On ne va pas y aller par quatre chemins : arrêter de fumer. Si cela vous semble impossible, du moins pour le moment, il est bien sûr recommandé de diminuer sa consommation ou encore de fumer à l’extérieur, assez éloigné de l’habitat, des animaux et d’autres personnes. Si cela n’est pas possible non plus, fumez alors à la fenêtre et pensez à aérer très fréquemment votre logement afin d’évacuer les polluants et de faire circuler l’air.

Ayez également le réflexe de toujours vous laver les mains après avoir fumé, avant de caresser votre animal, de nettoyer l’aquarium ou tout objet en contact avec votre compagnon.

Gardez vos cigarettes, cigarettes électroniques et leurs liquides, cigares, patchs ou gommes à mâcher de nicotine dans un endroit hors de portée de vos animaux. Videz vos cendriers après chaque utilisation en jetant vos mégots dans une poubelle bien fermée afin que vos animaux ne puissent pas y avoir accès.

Nettoyez plus fréquemment votre logement et ses différentes surfaces, en n’oubliant pas les tapis et les rideaux.

Concernant votre chat ou votre chien, brossez son poil pour retirer celui potentiellement contaminé. Jérémy Béguin recommande « de faire des suivis ou des bilans de santé réguliers chez le vétérinaire » afin de diagnostiquer au plus tôt et avoir plus « de chances d’allonger la durée de vie, avec des prises en charge généralement moins invasives« .

Qu’en est-il de la cigarette électronique ?

Au contraire des cigarettes traditionnelles, les e-cigarettes n’émettent pas de monoxyde de carbone ni de taux importants d’agents cancérigènes. Cependant, elles représentent toujours un risque pour l’entourage, et donc pour l’animal, du fait de la nicotine qu’elle contient. Toutefois, aucune étude n’a, à ce jour, permis d’établir les effets sur les proches après inhalation des substances contenues dans la cigarette électronique.

… et les autres animaux ! 🚭

L’on retrouve très souvent des mégots dans les parcs, les rues, les forêts, les plages, etc. Or, les animaux liminaires et les animaux sauvages sont également victimes de la toxicité du tabac. On pense notamment aux oiseaux, rongeurs, poissons, etc.
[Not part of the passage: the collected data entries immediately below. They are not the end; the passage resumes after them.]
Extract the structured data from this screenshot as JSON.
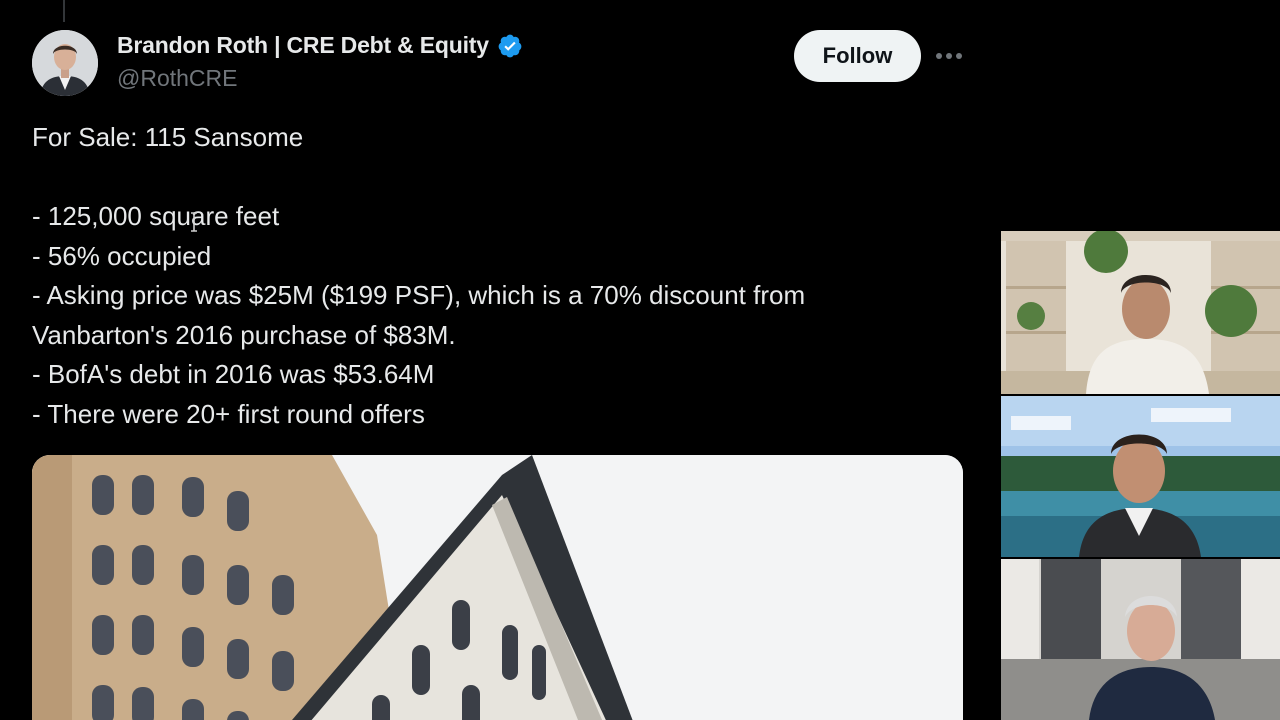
{
  "tweet": {
    "author": {
      "display_name": "Brandon Roth | CRE Debt & Equity",
      "handle": "@RothCRE",
      "verified": true,
      "verified_color": "#1d9bf0"
    },
    "follow_label": "Follow",
    "more_icon": "ellipsis-icon",
    "body_lines": [
      "For Sale: 115 Sansome",
      "",
      "- 125,000 square feet",
      "- 56% occupied",
      "- Asking price was $25M ($199 PSF), which is a 70% discount from",
      "Vanbarton's 2016 purchase of $83M.",
      "- BofA's debt in 2016 was $53.64M",
      "- There were 20+ first round offers"
    ]
  },
  "participants": [
    {
      "id": "participant-1"
    },
    {
      "id": "participant-2"
    },
    {
      "id": "participant-3"
    }
  ],
  "colors": {
    "background": "#000000",
    "text_primary": "#e7e9ea",
    "text_secondary": "#71767b",
    "follow_bg": "#eff3f4",
    "follow_text": "#0f1419"
  }
}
Les mégots jetés par terre peuvent être ingérés et provoquer la mort si la quantité est trop importante. Et parfois, ils se retrouvent dans un cours d’eau, parfois jusqu’en mer, et contaminent alors l’environnement des animaux aquatiques qui peuvent également les avaler.

Pour éviter de leur nuire, jetez vos mégots dans une poubelle (après l’avoir éteinte, on s’entend) ou, s’il n’y en a pas à l’horizon, conservez-les dans un cendrier de poche.